Wie ergeht es Mutter und Vater, wenn ihr Sohn einen Menschen erschossen hat? Dieser Frage geht die südafrikanische Schriftstellerin und Literatur-Nobelpreis-Trägerin Nadine Gordimer im Buch ‚Die Hauswaffe‘ nach, das 1998 entstand.
Es ist der Abend des 19. Januar 1996, als Duncan Lindgard (27J.) in seiner WG einen seiner Mitbewohner und ehemaligen Geliebten erschießt. Warum? Was war vorangegangen? War es die Rache für den Verrat, den Carl in der Nacht davor durch den Geschlechtsverkehr mit Natalie/Nastasja, Duncans Lebensgefährtin, verübt hatte?
Das weiße Ehepaar Harald (50 J. und Direktor einer Versicherungsgesellschaft) und Claudia (47 J. und selbständige Ärztin) werden total aus ihrem gewohnten Lebensrhythmus gerissen: sie grübeln, ob ihr Verhalten in der Vergangenheit dem Sohn gegenüber zur Gewaltbereitschaft beigetragen hatte, ihre Bekannten / Freunde ziehen sich zurück, Kollegen begrüßen Harald ‚mit einem wortlos vereinbarten Schweigen‘, beide lassen ihre eigene Ehe-Historie Revue passieren.
Auch dem Strafverteidiger Hamilton Motsamai, einem Schwarzen, stehen sie skeptisch gegenüber. Nein, rassistisch sind sie nicht, aber hat der Anwalt überhaupt die Befähigung und die Erfahrung, nachdem er erst wieder vier Jahre im Land ist - bedingt durch die politischen Gründe für seinen jahrelangen Aufenthalt im Ausland.
Mich begeisterte diese Figur! Ich fand es einfach äußerst professionell (und es berührte mich auch sehr), wie Motsamai es schaffte, langsam ihr Vertrauen zu erringen.

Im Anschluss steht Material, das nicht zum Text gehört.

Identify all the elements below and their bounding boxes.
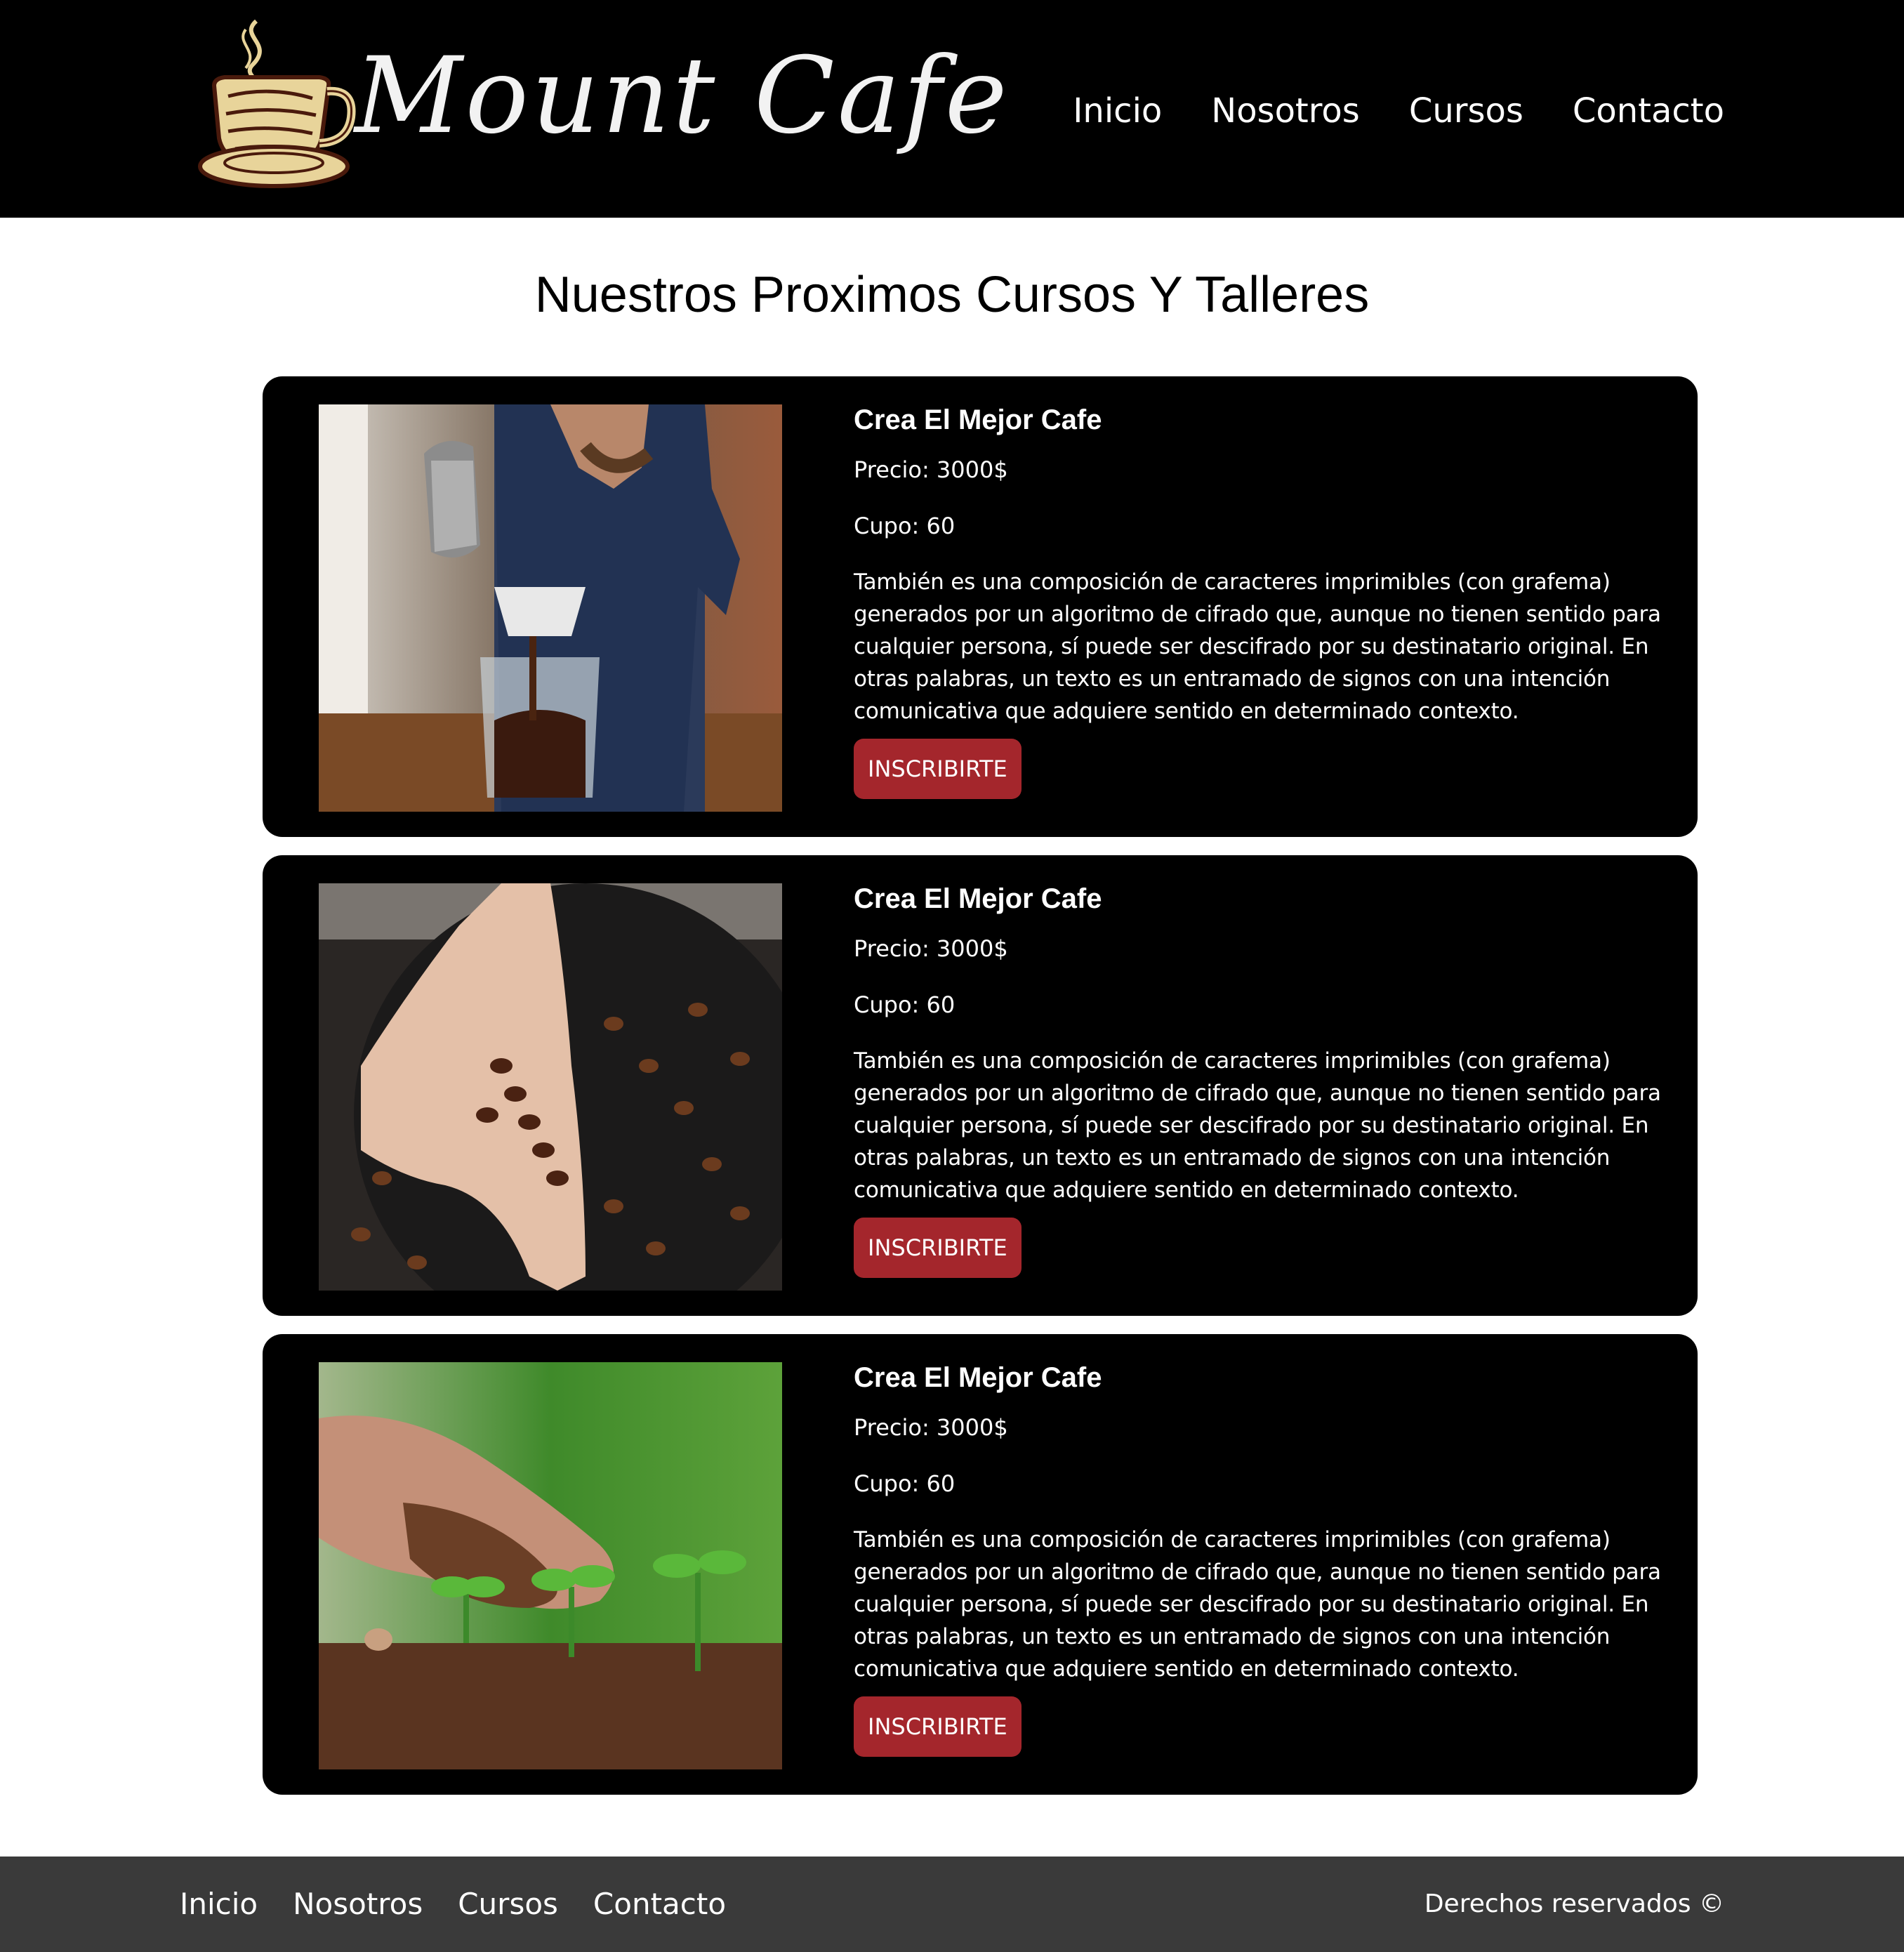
enroll-button[interactable]: INSCRIBIRTE	[854, 739, 1022, 799]
course-title: Crea El Mejor Cafe	[854, 1362, 1102, 1393]
logo-text: Mount Cafe	[355, 35, 1010, 157]
course-capacity: Cupo: 60	[854, 991, 956, 1018]
course-price: Precio: 3000$	[854, 1414, 1008, 1441]
course-title: Crea El Mejor Cafe	[854, 404, 1102, 435]
coffee-cup-icon	[198, 19, 356, 188]
course-capacity: Cupo: 60	[854, 513, 956, 539]
nav-inicio[interactable]: Inicio	[1073, 83, 1162, 139]
course-info: Crea El Mejor Cafe Precio: 3000$ Cupo: 6…	[854, 1355, 1668, 1757]
course-price: Precio: 3000$	[854, 456, 1008, 483]
nav-nosotros[interactable]: Nosotros	[1211, 83, 1360, 139]
site-footer: Inicio Nosotros Cursos Contacto Derechos…	[0, 1857, 1904, 1952]
page-title: Nuestros Proximos Cursos Y Talleres	[534, 267, 1370, 323]
course-description: También es una composición de caracteres…	[854, 1527, 1661, 1682]
site-header: Mount Cafe Inicio Nosotros Cursos Contac…	[0, 0, 1904, 218]
course-info: Crea El Mejor Cafe Precio: 3000$ Cupo: 6…	[854, 397, 1668, 799]
footer-nav-contacto[interactable]: Contacto	[593, 1876, 726, 1932]
course-title: Crea El Mejor Cafe	[854, 883, 1102, 914]
course-card: Crea El Mejor Cafe Precio: 3000$ Cupo: 6…	[263, 855, 1698, 1316]
course-capacity: Cupo: 60	[854, 1470, 956, 1497]
footer-nav-cursos[interactable]: Cursos	[458, 1876, 558, 1932]
footer-nav-nosotros[interactable]: Nosotros	[293, 1876, 423, 1932]
main-nav: Inicio Nosotros Cursos Contacto	[1073, 83, 1724, 139]
course-image	[319, 1362, 782, 1769]
course-card: Crea El Mejor Cafe Precio: 3000$ Cupo: 6…	[263, 1334, 1698, 1795]
course-image	[319, 883, 782, 1291]
course-description: También es una composición de caracteres…	[854, 1048, 1661, 1203]
enroll-button[interactable]: INSCRIBIRTE	[854, 1218, 1022, 1278]
nav-cursos[interactable]: Cursos	[1409, 83, 1523, 139]
nav-contacto[interactable]: Contacto	[1573, 83, 1724, 139]
course-info: Crea El Mejor Cafe Precio: 3000$ Cupo: 6…	[854, 876, 1668, 1278]
course-price: Precio: 3000$	[854, 935, 1008, 962]
copyright-text: Derechos reservados ©	[1424, 1890, 1724, 1918]
footer-nav-inicio[interactable]: Inicio	[180, 1876, 258, 1932]
site-logo[interactable]: Mount Cafe	[197, 15, 1007, 191]
course-description: También es una composición de caracteres…	[854, 569, 1661, 724]
course-image	[319, 404, 782, 812]
enroll-button[interactable]: INSCRIBIRTE	[854, 1696, 1022, 1757]
course-card: Crea El Mejor Cafe Precio: 3000$ Cupo: 6…	[263, 376, 1698, 837]
footer-nav: Inicio Nosotros Cursos Contacto	[180, 1876, 726, 1932]
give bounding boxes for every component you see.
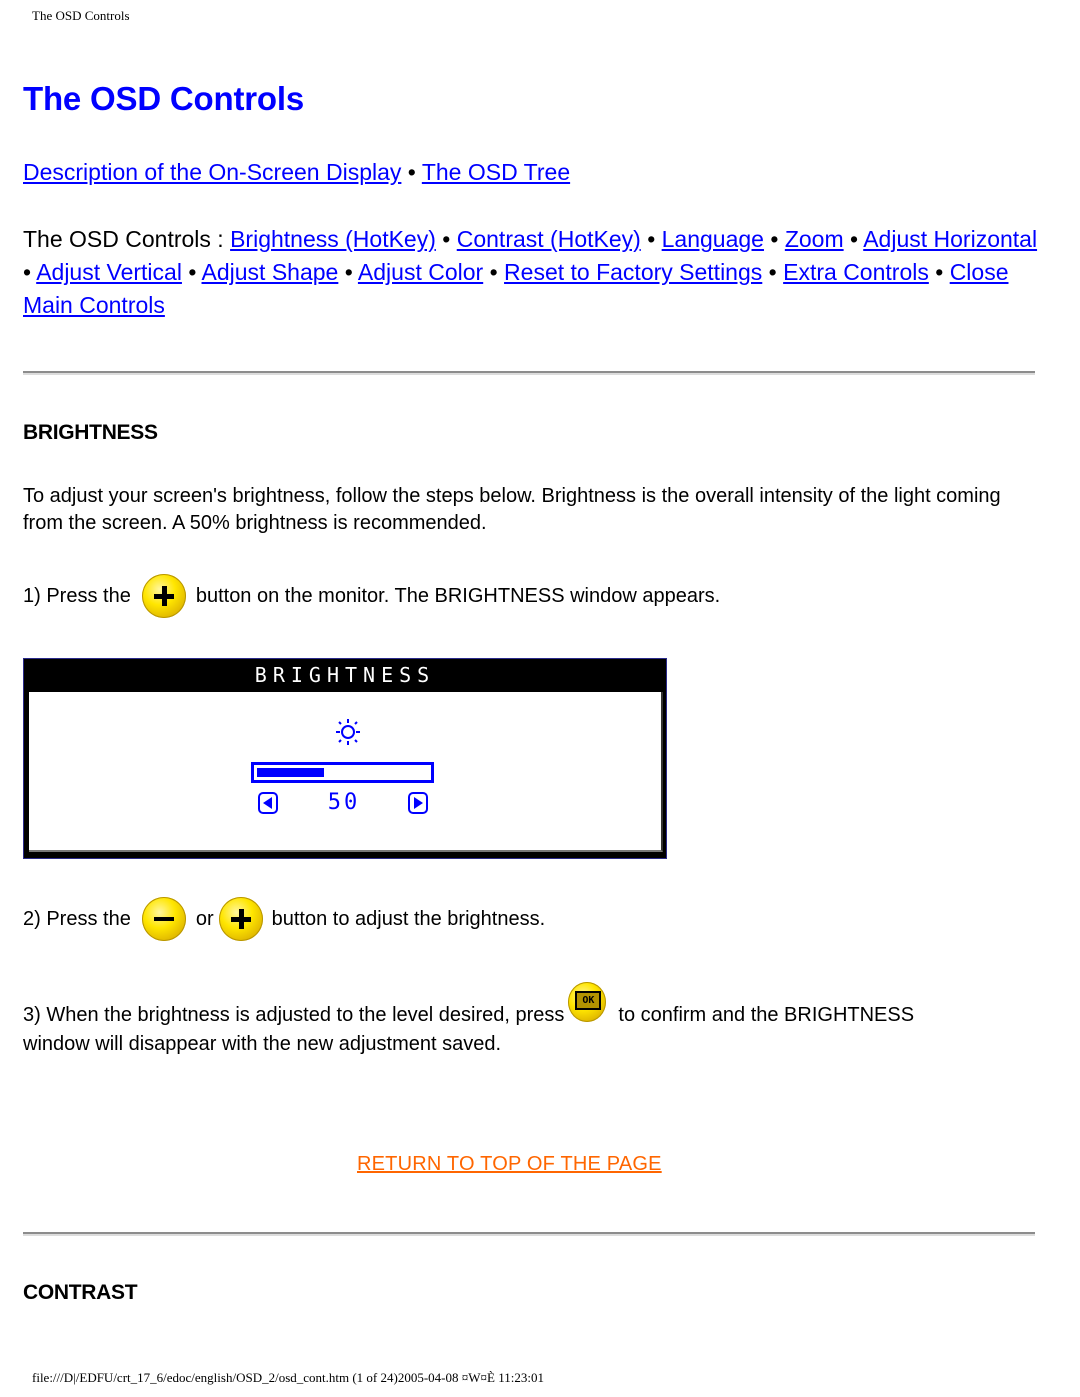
divider <box>23 371 1035 375</box>
link-brightness-hotkey[interactable]: Brightness (HotKey) <box>230 226 436 252</box>
print-header: The OSD Controls <box>32 8 130 23</box>
link-description-osd[interactable]: Description of the On-Screen Display <box>23 159 401 185</box>
link-adjust-vertical[interactable]: Adjust Vertical <box>36 259 182 285</box>
increase-arrow-icon <box>408 792 428 814</box>
ok-button-icon: OK <box>568 982 607 1022</box>
step-3: 3) When the brightness is adjusted to th… <box>23 982 914 1027</box>
nav-separator: • <box>344 259 353 285</box>
brightness-heading: BRIGHTNESS <box>23 421 158 444</box>
link-contrast-hotkey[interactable]: Contrast (HotKey) <box>457 226 641 252</box>
decrease-arrow-icon <box>258 792 278 814</box>
nav-separator: • <box>489 259 498 285</box>
nav-separator: • <box>935 259 944 285</box>
page-title: The OSD Controls <box>23 80 304 117</box>
osd-body: 50 <box>29 692 663 852</box>
osd-brightness-window: BRIGHTNESS 50 <box>23 658 667 859</box>
nav-separator: • <box>442 226 451 252</box>
nav-separator: • <box>850 226 859 252</box>
sun-icon <box>336 719 360 745</box>
link-adjust-color[interactable]: Adjust Color <box>358 259 483 285</box>
minus-button-icon <box>141 897 186 941</box>
link-zoom[interactable]: Zoom <box>785 226 844 252</box>
nav-separator: • <box>407 159 416 185</box>
nav-separator: • <box>23 259 32 285</box>
contrast-heading: CONTRAST <box>23 1281 138 1304</box>
return-to-top-link[interactable]: RETURN TO TOP OF THE PAGE <box>357 1153 662 1176</box>
nav-separator: • <box>770 226 779 252</box>
link-adjust-shape[interactable]: Adjust Shape <box>202 259 339 285</box>
primary-nav: Description of the On-Screen Display • T… <box>23 157 570 187</box>
step-2-text-or: or <box>195 907 214 930</box>
step-2: 2) Press the or button to adjust the bri… <box>23 897 545 941</box>
nav-separator: • <box>647 226 656 252</box>
link-adjust-horizontal[interactable]: Adjust Horizontal <box>863 226 1037 252</box>
controls-nav: The OSD Controls : Brightness (HotKey) •… <box>23 223 1043 322</box>
print-footer: file:///D|/EDFU/crt_17_6/edoc/english/OS… <box>32 1370 544 1385</box>
step-2-text-after: button to adjust the brightness. <box>271 907 546 930</box>
step-1-text-after: button on the monitor. The BRIGHTNESS wi… <box>195 584 721 607</box>
ok-label: OK <box>575 991 602 1010</box>
brightness-level-bar <box>251 762 434 783</box>
controls-nav-prefix: The OSD Controls : <box>23 226 231 252</box>
nav-separator: • <box>768 259 777 285</box>
brightness-value: 50 <box>327 790 361 815</box>
plus-button-icon <box>141 574 186 618</box>
step-1: 1) Press the button on the monitor. The … <box>23 574 720 618</box>
brightness-level-fill <box>257 768 324 777</box>
step-1-text-before: 1) Press the <box>23 584 131 607</box>
link-reset-factory[interactable]: Reset to Factory Settings <box>504 259 762 285</box>
nav-separator: • <box>188 259 197 285</box>
step-3-line-2: window will disappear with the new adjus… <box>23 1033 502 1055</box>
step-3-text-after: to confirm and the BRIGHTNESS <box>618 1004 915 1026</box>
link-osd-tree[interactable]: The OSD Tree <box>422 159 570 185</box>
osd-title: BRIGHTNESS <box>254 663 436 687</box>
step-2-text-before: 2) Press the <box>23 907 131 930</box>
link-language[interactable]: Language <box>662 226 764 252</box>
brightness-intro: To adjust your screen's brightness, foll… <box>23 485 1001 534</box>
divider <box>23 1232 1035 1236</box>
link-extra-controls[interactable]: Extra Controls <box>783 259 929 285</box>
plus-button-icon <box>218 897 263 941</box>
step-3-text-before: 3) When the brightness is adjusted to th… <box>23 1004 565 1026</box>
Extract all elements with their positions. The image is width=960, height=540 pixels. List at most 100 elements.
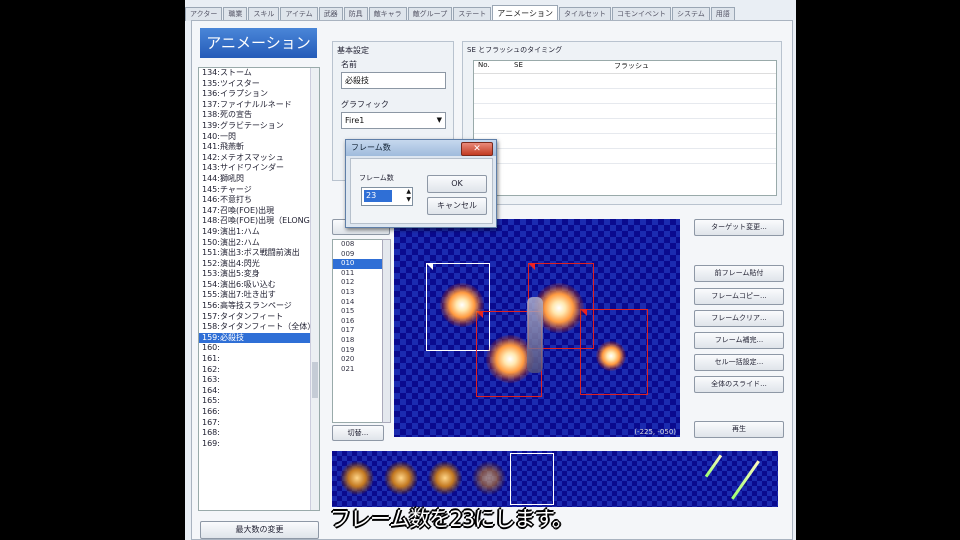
list-item[interactable]: 161: bbox=[199, 354, 319, 365]
stepper-down-icon[interactable]: ▼ bbox=[406, 196, 411, 204]
tab-1[interactable]: 職業 bbox=[223, 7, 248, 21]
pattern-cell[interactable] bbox=[428, 461, 462, 495]
list-scrollbar[interactable] bbox=[310, 68, 319, 510]
close-icon[interactable]: ✕ bbox=[461, 142, 493, 156]
list-item[interactable]: 137:ファイナルルネード bbox=[199, 100, 319, 111]
tab-10[interactable]: タイルセット bbox=[558, 7, 611, 21]
frame-item[interactable]: 018 bbox=[333, 336, 383, 346]
list-item[interactable]: 159:必殺技 bbox=[199, 332, 319, 344]
list-item[interactable]: 168: bbox=[199, 428, 319, 439]
frame-copy-button[interactable]: フレームコピー... bbox=[694, 288, 784, 305]
frame-list[interactable]: 008 009 010 011 012 013 014 015 016 017 018 019 020 0… bbox=[332, 239, 384, 423]
list-item[interactable]: 157:タイタンフィート bbox=[199, 312, 319, 323]
frame-clear-button[interactable]: フレームクリア... bbox=[694, 310, 784, 327]
tab-2[interactable]: スキル bbox=[248, 7, 280, 21]
tab-0[interactable]: アクター bbox=[185, 7, 223, 21]
list-item[interactable]: 140:一閃 bbox=[199, 132, 319, 143]
table-row[interactable] bbox=[474, 74, 776, 89]
list-item[interactable]: 166: bbox=[199, 407, 319, 418]
stepper-up-icon[interactable]: ▲ bbox=[406, 188, 411, 196]
frame-item[interactable]: 019 bbox=[333, 346, 383, 356]
tab-3[interactable]: アイテム bbox=[280, 7, 318, 21]
frame-item[interactable]: 021 bbox=[333, 365, 383, 375]
cell-batch-button[interactable]: セル一括設定... bbox=[694, 354, 784, 371]
list-item[interactable]: 155:演出7:吐き出す bbox=[199, 290, 319, 301]
play-button[interactable]: 再生 bbox=[694, 421, 784, 438]
list-item[interactable]: 163: bbox=[199, 375, 319, 386]
list-item[interactable]: 169: bbox=[199, 439, 319, 450]
tab-11[interactable]: コモンイベント bbox=[611, 7, 671, 21]
table-row[interactable] bbox=[474, 134, 776, 149]
tab-5[interactable]: 防具 bbox=[343, 7, 368, 21]
tab-6[interactable]: 敵キャラ bbox=[368, 7, 407, 21]
graphic-select[interactable]: Fire1 ▼ bbox=[341, 112, 446, 129]
frame-tween-button[interactable]: フレーム補完... bbox=[694, 332, 784, 349]
max-count-button[interactable]: 最大数の変更 bbox=[200, 521, 319, 539]
table-row[interactable] bbox=[474, 149, 776, 164]
cell-pattern-strip[interactable] bbox=[332, 451, 778, 507]
paste-prev-frame-button[interactable]: 前フレーム貼付 bbox=[694, 265, 784, 282]
frame-list-scrollbar[interactable] bbox=[382, 239, 391, 423]
list-item[interactable]: 164: bbox=[199, 386, 319, 397]
tab-12[interactable]: システム bbox=[671, 7, 710, 21]
name-field[interactable]: 必殺技 bbox=[341, 72, 446, 89]
frame-item[interactable]: 015 bbox=[333, 307, 383, 317]
list-scroll-thumb[interactable] bbox=[312, 362, 318, 398]
list-item[interactable]: 141:飛燕斬 bbox=[199, 142, 319, 153]
frame-item[interactable]: 020 bbox=[333, 355, 383, 365]
list-item[interactable]: 165: bbox=[199, 396, 319, 407]
frame-count-value[interactable]: 23 bbox=[364, 190, 392, 202]
list-item[interactable]: 160: bbox=[199, 343, 319, 354]
slide-all-button[interactable]: 全体のスライド... bbox=[694, 376, 784, 393]
list-item[interactable]: 152:演出4:閃光 bbox=[199, 259, 319, 270]
frame-item[interactable]: 014 bbox=[333, 298, 383, 308]
animation-list[interactable]: 134:ストーム 135:ツイスター 136:イラプション 137:ファイナルルネード… bbox=[198, 67, 320, 511]
frame-count-stepper[interactable]: 23 ▲ ▼ bbox=[361, 187, 413, 206]
pattern-cell[interactable] bbox=[472, 461, 506, 495]
list-item[interactable]: 147:召喚(FOE)出現 bbox=[199, 206, 319, 217]
pattern-cell[interactable] bbox=[384, 461, 418, 495]
list-item[interactable]: 149:演出1:ハム bbox=[199, 227, 319, 238]
tab-7[interactable]: 敵グループ bbox=[407, 7, 453, 21]
table-row[interactable] bbox=[474, 89, 776, 104]
target-change-button[interactable]: ターゲット変更... bbox=[694, 219, 784, 236]
list-item[interactable]: 142:メテオスマッシュ bbox=[199, 153, 319, 164]
list-item[interactable]: 135:ツイスター bbox=[199, 79, 319, 90]
tab-8[interactable]: ステート bbox=[453, 7, 492, 21]
list-item[interactable]: 156:高等技スランページ bbox=[199, 301, 319, 312]
list-item[interactable]: 145:チャージ bbox=[199, 185, 319, 196]
slash-cell[interactable] bbox=[704, 454, 723, 478]
cancel-button[interactable]: キャンセル bbox=[427, 197, 487, 215]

Wunderschön auch die Beschreibung der Einladung in seine große Familie.
Nebenbei erfährt die Leserschaft von den Gepflogenheiten, eine Hauswaffe bereit liegen zu haben, damit Einbrüche und Überfälle abgewehrt werden können, von Grausamkeiten während der Apartheit, die im Namen des Staates begangen wurden und was Rassismus bedeutet.
Ich fieberte mit, welches Strafmaß Duncan das Gericht verhängt – mit 7 Jahren (im besten Fall) und 12 Jahren (im ungünstigsten) ist zu rechnen - die Abschaffung der Todesstrafe wird zu dieser Zeit gerade vor dem Verfassungsgericht verhandelt.
Mir gefiel die ruhige, sachliche und doch auch (mich) bewegende Art, mit der die Autorin diese Geschichte erzählte. 5 Sterne vergebe ich an diesen mich sehr beeindruckenden Roman mit seinen vielen psychologischen und auch philosophischen Momenten und wünsche ihm (auch nach über 20 Jahren) noch eine große Leserschar!